Comme tous les démocrates de Turquie, légitimement inquiets de revoir des images, des discours et des réflexes qui avaient quasiment disparu de Turquie depuis le début des années 2000, Murat Belge nous livre là sa première réflexion sur les évènements qui agitent le Sud-Est de la Turquie à majorité kurde depuis quelques jours.

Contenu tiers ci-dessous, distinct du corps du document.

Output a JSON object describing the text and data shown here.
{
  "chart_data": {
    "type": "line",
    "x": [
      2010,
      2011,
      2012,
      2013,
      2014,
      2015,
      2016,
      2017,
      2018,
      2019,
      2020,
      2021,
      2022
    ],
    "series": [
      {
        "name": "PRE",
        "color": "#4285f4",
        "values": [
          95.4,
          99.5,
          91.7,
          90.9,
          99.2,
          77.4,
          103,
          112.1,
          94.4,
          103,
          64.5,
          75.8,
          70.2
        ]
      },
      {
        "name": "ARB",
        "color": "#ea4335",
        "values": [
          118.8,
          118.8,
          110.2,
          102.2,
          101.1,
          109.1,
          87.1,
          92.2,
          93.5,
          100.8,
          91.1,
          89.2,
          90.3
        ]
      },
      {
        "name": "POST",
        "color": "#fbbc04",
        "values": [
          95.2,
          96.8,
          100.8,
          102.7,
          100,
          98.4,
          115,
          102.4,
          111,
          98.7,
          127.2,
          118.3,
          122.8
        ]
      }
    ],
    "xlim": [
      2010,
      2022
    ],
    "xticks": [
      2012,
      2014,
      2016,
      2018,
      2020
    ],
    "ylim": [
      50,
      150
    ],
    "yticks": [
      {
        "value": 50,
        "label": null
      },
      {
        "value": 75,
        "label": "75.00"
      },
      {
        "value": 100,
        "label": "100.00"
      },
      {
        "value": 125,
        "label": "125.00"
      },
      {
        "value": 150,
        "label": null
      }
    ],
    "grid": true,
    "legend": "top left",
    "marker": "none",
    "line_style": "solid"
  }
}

A l’origine de ces émeutes, le PKK (parti séparatiste kurde) qui a rompu unilatéralement le cessez-le feu l’année dernière, sait parfaitement tirer profit d’une situation politique qui, en Turquie à moins de deux ans d’échéances électorales majeures (présidentielles et législatives), n’autorise que peu d’initiatives en dehors d’élections anticipées que le gouvernement pourrait tout à fait convoquer en cas d’embrasement sur le dossier kurde pour ne pas laisser les forces nationalistes tirer les marrons du feu.
Murat Belge parle ici d’une étape nouvelle : du moins de sa possibilité ; reste à savoir quelles seront les positions et influences de l’élément nouveau qu’est la société civile émergente en Turquie sur le cours de cette question politique majeure au regard de l’avenir de la démocratie turque.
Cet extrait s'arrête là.